I am running into an issue that saving a numpy array after indexing results in much slower saving. A minimal reproducible example can be seen below:
import time
import numpy as np
def mre(save_path):
array = np.zeros((245, 233, 6))
start = time.time()
for i in range(1000):
with open(save_path + '/array1_' + str(i), "wb") as file:
np.save(file, array)
end = time.time()
print(f"No indexing: {end - start}s")
array2 = array[:,:,[0,1,2,3,4,5]]
start = time.time()
for i in range(1000):
with open(save_path + '/array2_' + str(i), "wb") as file:
np.save(file, array2)
end = time.time()
print(f"With indexing: {end - start}s")
print("Arrays are equal: ", np.array_equal(array, array2))
Which results in:
No indexing: 2.9975574016571045s
With indexing: 10.408239126205444s
Arrays are equal: True
So according to numpy the arrays are equal, but still the resulting saving times are significantly slower. Does anyone have an idea as to why this is?

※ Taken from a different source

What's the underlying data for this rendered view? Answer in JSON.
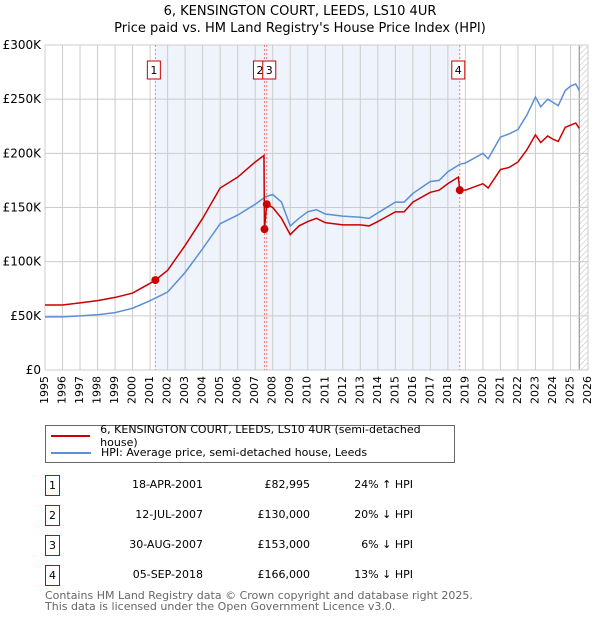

Have you tried to use the numpy.ascontiguousarray() function ? This function is useful when working with arrays that have a non-contiguous memory layout, as it can improve performance by ensuring that the data is stored in contiguous memory locations.
Example
array2 = np.ascontiguousarray(array[:,:,[0,1,2,3,4,5]])
Output
No indexing: 6.80817985534668s
With indexing (contiguous copy): 6.550203800201416s